Plenty has been written about bitcoin since its creation in 2009, particularly its volatility and criminal uses. But interest is now shifting to other uses for its underlying ‘blockchain’ technology.

A blockchain is a peer-to-peer public ‘distributed ledger’ – a decentralised record of information that is open to multiple operators.

The bitcoin blockchain is the public ledger that records every bitcoin transaction.

But the technology has other possible uses, which could change how the financial services sector works, how contracts operate and even how we send emails.
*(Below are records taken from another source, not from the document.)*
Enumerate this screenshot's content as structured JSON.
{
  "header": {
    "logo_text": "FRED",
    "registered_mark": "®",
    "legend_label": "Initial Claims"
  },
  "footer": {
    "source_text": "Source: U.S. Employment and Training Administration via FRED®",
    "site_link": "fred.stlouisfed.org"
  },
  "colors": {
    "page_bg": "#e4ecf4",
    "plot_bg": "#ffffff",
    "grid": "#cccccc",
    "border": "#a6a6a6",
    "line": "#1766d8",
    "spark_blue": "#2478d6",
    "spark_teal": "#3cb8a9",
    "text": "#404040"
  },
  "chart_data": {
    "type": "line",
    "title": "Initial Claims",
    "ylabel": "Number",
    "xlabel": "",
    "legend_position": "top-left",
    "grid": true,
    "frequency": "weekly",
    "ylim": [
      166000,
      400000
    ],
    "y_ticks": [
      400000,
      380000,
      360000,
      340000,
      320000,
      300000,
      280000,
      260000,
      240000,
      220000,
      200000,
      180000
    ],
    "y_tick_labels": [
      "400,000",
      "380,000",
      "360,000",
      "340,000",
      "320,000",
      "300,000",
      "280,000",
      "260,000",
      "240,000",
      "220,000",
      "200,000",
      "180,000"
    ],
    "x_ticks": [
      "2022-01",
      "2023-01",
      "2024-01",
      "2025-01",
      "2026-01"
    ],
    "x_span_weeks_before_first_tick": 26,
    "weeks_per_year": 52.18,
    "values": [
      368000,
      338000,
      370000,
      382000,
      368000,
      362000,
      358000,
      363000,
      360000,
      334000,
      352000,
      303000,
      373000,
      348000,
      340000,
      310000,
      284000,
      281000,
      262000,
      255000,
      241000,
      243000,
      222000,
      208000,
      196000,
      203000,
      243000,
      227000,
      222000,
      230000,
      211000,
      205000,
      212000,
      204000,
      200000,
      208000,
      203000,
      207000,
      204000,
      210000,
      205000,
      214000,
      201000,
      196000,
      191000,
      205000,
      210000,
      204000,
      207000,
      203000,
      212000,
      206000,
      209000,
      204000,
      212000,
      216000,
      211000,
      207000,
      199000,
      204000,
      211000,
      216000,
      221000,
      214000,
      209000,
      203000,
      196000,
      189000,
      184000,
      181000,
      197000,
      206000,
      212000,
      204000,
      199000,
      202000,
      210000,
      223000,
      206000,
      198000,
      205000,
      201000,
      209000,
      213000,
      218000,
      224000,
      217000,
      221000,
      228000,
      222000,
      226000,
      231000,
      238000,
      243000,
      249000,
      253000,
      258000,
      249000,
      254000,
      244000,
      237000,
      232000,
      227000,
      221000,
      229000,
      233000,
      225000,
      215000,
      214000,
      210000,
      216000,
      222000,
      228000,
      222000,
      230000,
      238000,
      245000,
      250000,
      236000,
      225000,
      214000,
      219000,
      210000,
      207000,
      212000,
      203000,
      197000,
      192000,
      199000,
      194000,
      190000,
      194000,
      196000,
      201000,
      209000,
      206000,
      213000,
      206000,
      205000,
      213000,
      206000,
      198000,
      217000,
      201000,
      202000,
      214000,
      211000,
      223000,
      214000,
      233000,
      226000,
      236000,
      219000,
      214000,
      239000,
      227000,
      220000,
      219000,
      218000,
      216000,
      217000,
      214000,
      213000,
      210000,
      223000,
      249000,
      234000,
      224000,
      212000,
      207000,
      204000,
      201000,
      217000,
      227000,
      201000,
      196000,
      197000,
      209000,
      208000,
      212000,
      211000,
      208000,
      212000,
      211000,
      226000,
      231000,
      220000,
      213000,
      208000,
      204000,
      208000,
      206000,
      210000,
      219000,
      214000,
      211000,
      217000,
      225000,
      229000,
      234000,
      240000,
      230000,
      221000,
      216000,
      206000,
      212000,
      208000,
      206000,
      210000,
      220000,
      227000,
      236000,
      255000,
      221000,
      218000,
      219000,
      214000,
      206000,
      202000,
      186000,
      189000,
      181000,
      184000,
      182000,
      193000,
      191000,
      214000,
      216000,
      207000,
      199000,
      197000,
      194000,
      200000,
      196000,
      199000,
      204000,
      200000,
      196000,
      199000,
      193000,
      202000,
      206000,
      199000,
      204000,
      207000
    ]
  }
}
  • Financial services: the blockchain could revolutionise traditional banking structures and speed up financial transactions. Most financial assets (like shares or bonds) are already in digital form, recorded on centralised ledgers. Decentralisation would mean reduced costs and no central point of attack - this might mean fewer institutions being considered ‘too big to fail’. The blockchain could even bring financial services to the millions of people with internet access but no bank account, by providing another way of transferring money directly between individuals.
  • Asset ownership: the blockchain offers a way of creating a public, tamper-proof database to track ownership and transfer of assets – including houses and financial securities. ‘Coloured coins’, representing the assets, can be traded through the blockchain, all for a fraction of current transaction costs. The technology can create a digital history of assets, preventing fraud and theft. One company, Everledger, is using the blockchain for diamond certification and transaction history.
  • Smart contracts: agreements – written in code and enforced by software – can be hosted on the blockchain. These ‘smart contracts’ can self-execute when certain conditions are met (much like a computer program) - when a pre-programmed condition is triggered, the smart contract executes the corresponding contractual clause. Smart contracts could cover anything from online shopping to a smart multi-signature escrow although – for now – they are only likely to lend themselves to simple agreements. This approach could affect the legal and financial industries, particularly as the previous limit on smart contracts was that computer programs couldn’t trigger payments.
  • Other uses: these include: peer-to-peer email that both encrypts the message and masks the sender and receiver; a decentralised domain name system that is resistant to internet censorship; fully anonymous online voting that is fast, flexible and secure; and fully autonomous and private transactions conducted by connected devices as part of the ‘internet of things’.

It remains to be seen which of these uses will be taken up, particularly where there are well-functioning centralised ledgers already.

And the blockchain certainly introduces new risks, like the ‘51 per cent attack’ – where a malicious user tries to gain control of a majority of the processing power of a blockchain network to use it to validate fraudulent transactions.